Eurozone Crisis Seen Through Asian Eyes

on Jul 26, 2012

With the seemingly endless Eurozone crisis monopolising ‘western’ financial media at present, it’s pertinent to keep in mind that the eyes of the wider world are also fixed on the various aspects of the drama. Especially on the diametrically opposed positions of the two ‘Gs’ – Greece in its downward spiral into sovereign insolvency and euro-exit and then Germany, in economic terms marching away from its fellow member-states in their time of stress.

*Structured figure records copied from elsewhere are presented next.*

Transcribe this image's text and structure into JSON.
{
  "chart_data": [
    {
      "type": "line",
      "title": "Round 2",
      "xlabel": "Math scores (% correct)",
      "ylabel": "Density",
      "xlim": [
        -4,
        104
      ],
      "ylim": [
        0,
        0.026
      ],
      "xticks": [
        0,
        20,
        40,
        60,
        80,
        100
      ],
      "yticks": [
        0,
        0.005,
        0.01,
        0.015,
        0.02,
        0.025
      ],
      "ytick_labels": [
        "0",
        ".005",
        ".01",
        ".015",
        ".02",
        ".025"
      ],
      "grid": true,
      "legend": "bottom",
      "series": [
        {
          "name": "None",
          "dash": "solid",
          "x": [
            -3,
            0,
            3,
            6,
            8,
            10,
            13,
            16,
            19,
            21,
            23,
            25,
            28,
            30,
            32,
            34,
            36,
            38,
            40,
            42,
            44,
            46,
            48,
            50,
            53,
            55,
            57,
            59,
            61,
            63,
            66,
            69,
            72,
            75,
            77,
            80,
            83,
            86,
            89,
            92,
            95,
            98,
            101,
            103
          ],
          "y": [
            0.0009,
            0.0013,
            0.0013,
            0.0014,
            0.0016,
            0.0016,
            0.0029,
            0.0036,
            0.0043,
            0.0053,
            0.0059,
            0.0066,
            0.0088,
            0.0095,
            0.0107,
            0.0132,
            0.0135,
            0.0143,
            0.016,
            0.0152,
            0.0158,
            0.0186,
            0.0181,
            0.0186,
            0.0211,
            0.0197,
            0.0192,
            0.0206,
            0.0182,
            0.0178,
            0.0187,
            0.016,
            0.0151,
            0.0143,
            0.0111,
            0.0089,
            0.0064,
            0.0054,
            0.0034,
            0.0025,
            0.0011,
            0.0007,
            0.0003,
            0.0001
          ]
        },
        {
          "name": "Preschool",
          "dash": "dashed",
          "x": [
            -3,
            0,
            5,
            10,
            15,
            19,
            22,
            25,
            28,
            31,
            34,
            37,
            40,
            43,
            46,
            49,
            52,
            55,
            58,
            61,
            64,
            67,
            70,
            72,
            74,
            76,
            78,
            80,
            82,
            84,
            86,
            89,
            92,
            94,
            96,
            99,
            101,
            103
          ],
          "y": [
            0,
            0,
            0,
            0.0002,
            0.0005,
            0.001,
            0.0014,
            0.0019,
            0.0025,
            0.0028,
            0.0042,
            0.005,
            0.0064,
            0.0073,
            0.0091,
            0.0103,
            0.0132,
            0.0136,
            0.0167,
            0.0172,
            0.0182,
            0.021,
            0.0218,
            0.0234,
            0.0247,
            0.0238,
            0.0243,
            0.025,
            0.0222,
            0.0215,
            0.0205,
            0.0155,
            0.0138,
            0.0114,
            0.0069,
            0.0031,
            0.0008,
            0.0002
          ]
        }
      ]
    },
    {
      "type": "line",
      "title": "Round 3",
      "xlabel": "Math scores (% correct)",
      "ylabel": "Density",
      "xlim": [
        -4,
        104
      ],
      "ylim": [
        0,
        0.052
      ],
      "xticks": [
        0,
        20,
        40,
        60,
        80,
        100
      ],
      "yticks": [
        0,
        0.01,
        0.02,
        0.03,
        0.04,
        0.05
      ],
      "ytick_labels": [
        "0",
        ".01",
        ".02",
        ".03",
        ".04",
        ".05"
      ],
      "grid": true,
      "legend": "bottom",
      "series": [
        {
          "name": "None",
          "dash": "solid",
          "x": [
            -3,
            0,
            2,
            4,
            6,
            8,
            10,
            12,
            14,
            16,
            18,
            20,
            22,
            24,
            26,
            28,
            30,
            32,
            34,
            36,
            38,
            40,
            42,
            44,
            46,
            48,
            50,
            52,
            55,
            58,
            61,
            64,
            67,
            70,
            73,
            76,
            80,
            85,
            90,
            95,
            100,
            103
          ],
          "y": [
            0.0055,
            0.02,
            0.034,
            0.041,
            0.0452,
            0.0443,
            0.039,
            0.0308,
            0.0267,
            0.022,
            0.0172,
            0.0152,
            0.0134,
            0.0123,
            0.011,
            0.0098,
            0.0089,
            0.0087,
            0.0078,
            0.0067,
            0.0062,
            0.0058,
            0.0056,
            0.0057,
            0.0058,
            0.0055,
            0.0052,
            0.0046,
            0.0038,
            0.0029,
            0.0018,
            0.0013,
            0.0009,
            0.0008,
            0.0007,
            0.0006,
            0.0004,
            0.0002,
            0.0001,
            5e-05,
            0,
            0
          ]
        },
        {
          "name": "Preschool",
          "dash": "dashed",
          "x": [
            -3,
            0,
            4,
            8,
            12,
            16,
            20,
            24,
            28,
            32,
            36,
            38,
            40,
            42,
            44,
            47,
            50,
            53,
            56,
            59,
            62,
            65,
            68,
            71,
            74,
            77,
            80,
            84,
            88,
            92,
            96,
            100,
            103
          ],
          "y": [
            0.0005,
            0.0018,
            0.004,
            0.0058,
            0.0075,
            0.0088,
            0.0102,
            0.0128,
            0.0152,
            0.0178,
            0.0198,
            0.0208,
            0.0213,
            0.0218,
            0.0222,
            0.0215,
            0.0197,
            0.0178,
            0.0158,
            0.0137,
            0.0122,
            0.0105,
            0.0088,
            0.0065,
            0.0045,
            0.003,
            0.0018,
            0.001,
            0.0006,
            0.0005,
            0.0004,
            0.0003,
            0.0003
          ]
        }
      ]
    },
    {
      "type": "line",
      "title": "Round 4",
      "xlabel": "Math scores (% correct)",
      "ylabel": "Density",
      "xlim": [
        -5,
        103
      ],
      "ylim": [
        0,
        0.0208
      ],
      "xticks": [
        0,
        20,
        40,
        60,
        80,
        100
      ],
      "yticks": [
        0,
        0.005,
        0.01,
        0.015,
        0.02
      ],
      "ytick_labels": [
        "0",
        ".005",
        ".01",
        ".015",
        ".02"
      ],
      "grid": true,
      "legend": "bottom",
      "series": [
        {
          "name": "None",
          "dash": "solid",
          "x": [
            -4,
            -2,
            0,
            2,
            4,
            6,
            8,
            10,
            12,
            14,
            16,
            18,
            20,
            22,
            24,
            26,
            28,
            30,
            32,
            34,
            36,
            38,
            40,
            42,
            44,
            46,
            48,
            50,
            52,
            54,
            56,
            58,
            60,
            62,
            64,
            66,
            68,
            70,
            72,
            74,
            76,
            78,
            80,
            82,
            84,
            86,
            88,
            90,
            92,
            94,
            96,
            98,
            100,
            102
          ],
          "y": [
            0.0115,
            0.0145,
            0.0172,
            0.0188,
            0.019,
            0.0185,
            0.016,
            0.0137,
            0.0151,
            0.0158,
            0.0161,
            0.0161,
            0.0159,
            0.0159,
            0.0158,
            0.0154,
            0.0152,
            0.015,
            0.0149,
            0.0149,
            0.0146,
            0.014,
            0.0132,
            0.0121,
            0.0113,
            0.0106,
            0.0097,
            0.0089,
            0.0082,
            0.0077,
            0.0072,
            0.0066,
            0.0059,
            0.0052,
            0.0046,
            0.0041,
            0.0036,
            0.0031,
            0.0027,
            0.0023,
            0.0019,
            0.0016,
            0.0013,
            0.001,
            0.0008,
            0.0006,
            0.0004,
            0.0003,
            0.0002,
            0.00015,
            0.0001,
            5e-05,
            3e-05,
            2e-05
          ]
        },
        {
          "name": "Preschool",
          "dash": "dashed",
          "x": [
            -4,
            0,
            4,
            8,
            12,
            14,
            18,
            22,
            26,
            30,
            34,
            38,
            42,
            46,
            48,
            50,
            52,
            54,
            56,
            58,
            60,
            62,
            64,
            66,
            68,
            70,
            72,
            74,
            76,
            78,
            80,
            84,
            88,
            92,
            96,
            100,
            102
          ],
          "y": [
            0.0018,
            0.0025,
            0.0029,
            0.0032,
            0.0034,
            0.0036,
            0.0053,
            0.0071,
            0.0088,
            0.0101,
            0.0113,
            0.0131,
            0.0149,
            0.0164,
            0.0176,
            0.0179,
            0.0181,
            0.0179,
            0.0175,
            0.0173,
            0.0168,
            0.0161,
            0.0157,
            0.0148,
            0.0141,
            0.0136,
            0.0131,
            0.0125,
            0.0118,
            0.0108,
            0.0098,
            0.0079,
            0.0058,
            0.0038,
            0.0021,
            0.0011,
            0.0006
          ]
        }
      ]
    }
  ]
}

One such foreign observer is the CCFG Group – a state-controlled (of course) Chinese agency in the chemical fibres and textiles sector. In a piece uploaded to its website on 27 July, CCFG Group notes the results of a just-released German consumer confidence survey. According to the poll conducted by GfK research institute, consumer confidence is expected to rise modestly for August, to 5.9 on the index compared with 5.8 for July. But CCFG’s take on the data is that it is first and foremost confidence in Germany’s internal economy, and crucially confidence as regards income maintenance, which is fuelling this expectation that things are looking better – albeit not hugely – for German consumers.

!m[](/uploads/story/207/thumbs/pic1_inline.png)As the Chinese agency notes, the same cannot be said for consumer sentiment in any other large EU country at the present time. Just last week, the UK reported a further quarter’s contraction of its economy, by some 0.7 percent, the third in succession and putting the country firmly in double-dip recession. Spain and Italy – well, enough said.

So, for nervous governments in Asia and elsewhere around the globe, any positive signs coming out of Europe are straws to be clutched at with alacrity. Beyond their domestic markets and, to a much lesser extent, their regional markets, the European Union has become and continues to be of critical importance to the well-being of many countries. The head of Singapore’s Monetary Authority, Ravi Menon, told a news conference last week that the Eurozone crisis was “[t]he key risk facing the Singapore economy and financial system”. He added that Singapore, an international financial centre, should brace itself for “excessive inflows as well as outflows” of capital, which could impact on the Singapore dollar.

And this is the worry of many countries – that an uncontrolled collapse in Europe’s single currency could see spin-off effects in their own financial markets, producing outcomes which damage their own fragile economic conditions. As to timing, the Malaysia Insider’s business section led on 30 July with an indepth analysis headed ‘Euro Zone crisis heads for September crunch’ and suggesting that a range of factors that month will align to bring matters to a head

Viewed from an Asian perspective, Europe is not however all doom and gloom. Speaking on CNBC earlier this month, Vikram Chakravaty of global management consultancy A T Kearney, and author of newly-published ‘Asian Mergers & Acquisitions – Riding the Wave’, suggested that the heightened M&A expertise of many Asian companies will see them well-placed to pick up bargains in distressed European value-adding enterprises. Aside from the obvious contenders of China and India, Chakravaty forecasts cashed-up corporates in South Korea, Malaysia and Indonesia looking to acquire European know-how and market access which would otherwise take years to develop from their home bases.
A case perhaps of the European cloud having an Asian lining.